Том 3. Повести и рассказы - Станюкович Константин Михайлович "Л.Нельмин, М. Костин" 3 стр.


И все дивились Прошке. Прошка был героем минуты.

Через десять минут баркас подошел к борту и благополучно был поднят на боканцы.

Мокрые, вспотевшие и красные, тяжело дыша от усталости, выходили гребцы из баркаса и направлялись на бак. Вышли Шутиков и Прошка, отряхиваясь, словно утки, от воды, оба бледные, взволнованные и счастливые.

Все с уважением смотрели теперь на Прошку, стоявшего перед подошедшим капитаном.

— Молодец, Житин! — сказал капитан, невольно недоумевая при виде этого неуклюжего, невзрачного матроса, рисковавшего жизнью за товарища.

А Прошка переминался с ноги на ногу, видимо робея.

— Ну, ступай, переоденься скорей да выпей за меня чарку водки… За твой подвиг представлю тебя к медали, а от меня получишь денежную награду.

Совсем ошалевший Прошка даже не догадался сказать «рады стараться!» и, растерянно улыбаясь, повернулся и пошел своей утиной походкой.

— Снимайтесь с дрейфа! — приказал капитан, поднимаясь на мостик.

Раздалась команда вахтенного лейтенанта. Голос его теперь звучал весело и спокойно. Скоро были поставлены убранные паруса, и минут через пять клипер снова несся прежним курсом, подымаясь с волны на волну, и прерванные работы опять возобновились.

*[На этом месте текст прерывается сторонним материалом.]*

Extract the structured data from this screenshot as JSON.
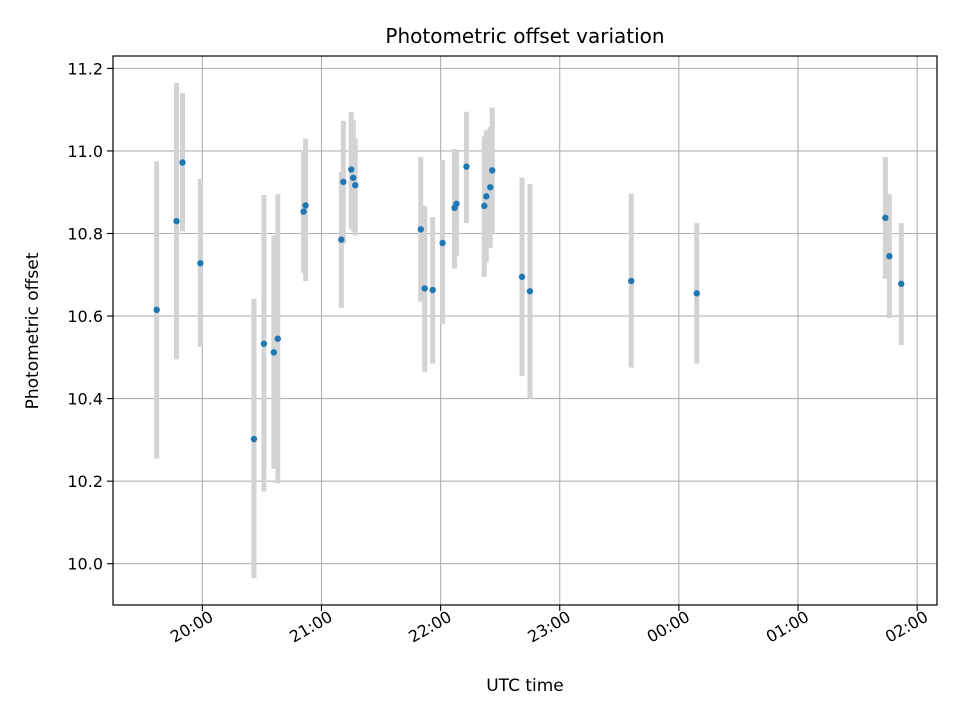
{
  "chart_data": {
    "type": "scatter",
    "title": "Photometric offset variation",
    "xlabel": "UTC time",
    "ylabel": "Photometric offset",
    "x_axis": {
      "kind": "time",
      "range": [
        "19:15",
        "02:10"
      ],
      "ticks": [
        "20:00",
        "21:00",
        "22:00",
        "23:00",
        "00:00",
        "01:00",
        "02:00"
      ]
    },
    "y_axis": {
      "range": [
        9.9,
        11.23
      ],
      "ticks": [
        "10.0",
        "10.2",
        "10.4",
        "10.6",
        "10.8",
        "11.0",
        "11.2"
      ]
    },
    "grid": true,
    "colors": {
      "marker": "#1f77b4",
      "errorbar": "#d3d3d3",
      "grid": "#b0b0b0"
    },
    "points": [
      {
        "t": "19:37",
        "y": 10.615,
        "lo": 10.255,
        "hi": 10.975
      },
      {
        "t": "19:47",
        "y": 10.83,
        "lo": 10.495,
        "hi": 11.165
      },
      {
        "t": "19:50",
        "y": 10.972,
        "lo": 10.805,
        "hi": 11.14
      },
      {
        "t": "19:59",
        "y": 10.728,
        "lo": 10.525,
        "hi": 10.932
      },
      {
        "t": "20:26",
        "y": 10.302,
        "lo": 9.965,
        "hi": 10.642
      },
      {
        "t": "20:31",
        "y": 10.533,
        "lo": 10.175,
        "hi": 10.893
      },
      {
        "t": "20:36",
        "y": 10.512,
        "lo": 10.23,
        "hi": 10.795
      },
      {
        "t": "20:38",
        "y": 10.545,
        "lo": 10.195,
        "hi": 10.895
      },
      {
        "t": "20:51",
        "y": 10.853,
        "lo": 10.705,
        "hi": 11.0
      },
      {
        "t": "20:52",
        "y": 10.868,
        "lo": 10.685,
        "hi": 11.03
      },
      {
        "t": "21:10",
        "y": 10.785,
        "lo": 10.62,
        "hi": 10.95
      },
      {
        "t": "21:11",
        "y": 10.925,
        "lo": 10.775,
        "hi": 11.073
      },
      {
        "t": "21:15",
        "y": 10.955,
        "lo": 10.81,
        "hi": 11.095
      },
      {
        "t": "21:16",
        "y": 10.935,
        "lo": 10.805,
        "hi": 11.075
      },
      {
        "t": "21:17",
        "y": 10.917,
        "lo": 10.795,
        "hi": 11.03
      },
      {
        "t": "21:50",
        "y": 10.81,
        "lo": 10.635,
        "hi": 10.985
      },
      {
        "t": "21:52",
        "y": 10.667,
        "lo": 10.465,
        "hi": 10.867
      },
      {
        "t": "21:56",
        "y": 10.663,
        "lo": 10.485,
        "hi": 10.84
      },
      {
        "t": "22:01",
        "y": 10.777,
        "lo": 10.58,
        "hi": 10.978
      },
      {
        "t": "22:07",
        "y": 10.862,
        "lo": 10.715,
        "hi": 11.005
      },
      {
        "t": "22:08",
        "y": 10.872,
        "lo": 10.745,
        "hi": 11.0
      },
      {
        "t": "22:13",
        "y": 10.962,
        "lo": 10.825,
        "hi": 11.095
      },
      {
        "t": "22:22",
        "y": 10.867,
        "lo": 10.695,
        "hi": 11.035
      },
      {
        "t": "22:23",
        "y": 10.89,
        "lo": 10.73,
        "hi": 11.05
      },
      {
        "t": "22:25",
        "y": 10.912,
        "lo": 10.765,
        "hi": 11.058
      },
      {
        "t": "22:26",
        "y": 10.953,
        "lo": 10.8,
        "hi": 11.105
      },
      {
        "t": "22:41",
        "y": 10.695,
        "lo": 10.455,
        "hi": 10.935
      },
      {
        "t": "22:45",
        "y": 10.66,
        "lo": 10.4,
        "hi": 10.92
      },
      {
        "t": "23:36",
        "y": 10.685,
        "lo": 10.475,
        "hi": 10.897
      },
      {
        "t": "00:09",
        "y": 10.655,
        "lo": 10.485,
        "hi": 10.825
      },
      {
        "t": "01:44",
        "y": 10.838,
        "lo": 10.69,
        "hi": 10.985
      },
      {
        "t": "01:46",
        "y": 10.745,
        "lo": 10.595,
        "hi": 10.895
      },
      {
        "t": "01:52",
        "y": 10.678,
        "lo": 10.53,
        "hi": 10.825
      }
    ]
  }
}
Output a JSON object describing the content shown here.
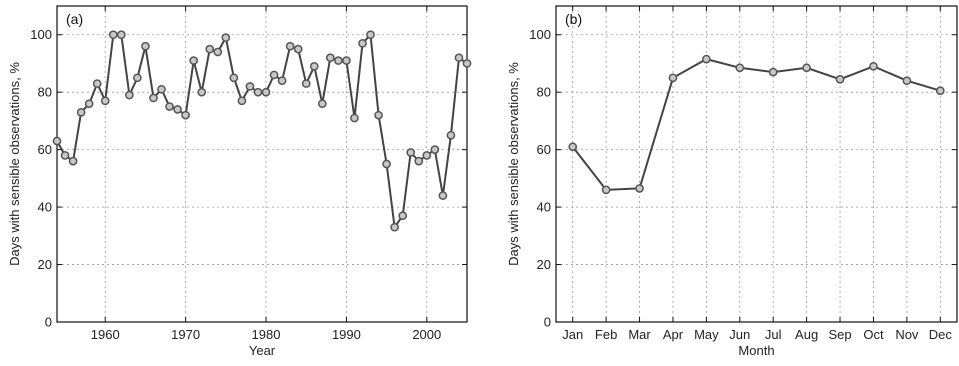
{
  "chart_data": [
    {
      "type": "line",
      "panel_label": "(a)",
      "xlabel": "Year",
      "ylabel": "Days with sensible observations, %",
      "xlim": [
        1954,
        2005
      ],
      "ylim": [
        0,
        110
      ],
      "xticks": [
        1960,
        1970,
        1980,
        1990,
        2000
      ],
      "yticks": [
        0,
        20,
        40,
        60,
        80,
        100
      ],
      "grid": true,
      "x": [
        1954,
        1955,
        1956,
        1957,
        1958,
        1959,
        1960,
        1961,
        1962,
        1963,
        1964,
        1965,
        1966,
        1967,
        1968,
        1969,
        1970,
        1971,
        1972,
        1973,
        1974,
        1975,
        1976,
        1977,
        1978,
        1979,
        1980,
        1981,
        1982,
        1983,
        1984,
        1985,
        1986,
        1987,
        1988,
        1989,
        1990,
        1991,
        1992,
        1993,
        1994,
        1995,
        1996,
        1997,
        1998,
        1999,
        2000,
        2001,
        2002,
        2003,
        2004,
        2005
      ],
      "y": [
        63,
        58,
        56,
        73,
        76,
        83,
        77,
        100,
        100,
        79,
        85,
        96,
        78,
        81,
        75,
        74,
        72,
        91,
        80,
        95,
        94,
        99,
        85,
        77,
        82,
        80,
        80,
        86,
        84,
        96,
        95,
        83,
        89,
        76,
        92,
        91,
        91,
        71,
        97,
        100,
        72,
        55,
        33,
        37,
        59,
        56,
        58,
        60,
        44,
        65,
        92,
        90
      ]
    },
    {
      "type": "line",
      "panel_label": "(b)",
      "xlabel": "Month",
      "ylabel": "Days with sensible observations, %",
      "ylim": [
        0,
        110
      ],
      "yticks": [
        0,
        20,
        40,
        60,
        80,
        100
      ],
      "grid": true,
      "categories": [
        "Jan",
        "Feb",
        "Mar",
        "Apr",
        "May",
        "Jun",
        "Jul",
        "Aug",
        "Sep",
        "Oct",
        "Nov",
        "Dec"
      ],
      "values": [
        61,
        46,
        46.5,
        85,
        91.5,
        88.5,
        87,
        88.5,
        84.5,
        89,
        84,
        80.5
      ]
    }
  ]
}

— Ишь ведь ты какой, блоха тебя ешь! — остановил Лаврентьич Прошку, когда тот, переодетый и согревшийся чаркой рома, поднялся вслед за Шутиковым на палубу. — Портной, портной, а какой отчаянный! — продолжал Лаврентьич, ласково трепля Прошку по плечу.

— Без Прохора, братцы, не видать бы мне свету! Как я это окунулся да вынырнул, ну, думаю, — шабаш… Богу отдавать душу придется! — рассказывал Шутиков. — Не продержусь, мол, долго на воде-то… Слышу — Прохор голосом кричит… Плывет с кругом и мне буек подал… То-то обрадовал, братцы! Так мы вместе и держались, доколь баркас не подошел.

— А страшно было? — спрашивали матросы.

— А ты думал как? Еще как, братцы-то, страшно! Не дай бог! — отвечал Шутиков, добродушно улыбаясь.

— И как это ты, братец, вздумал? — ласково спросил Прошку подошедший боцман.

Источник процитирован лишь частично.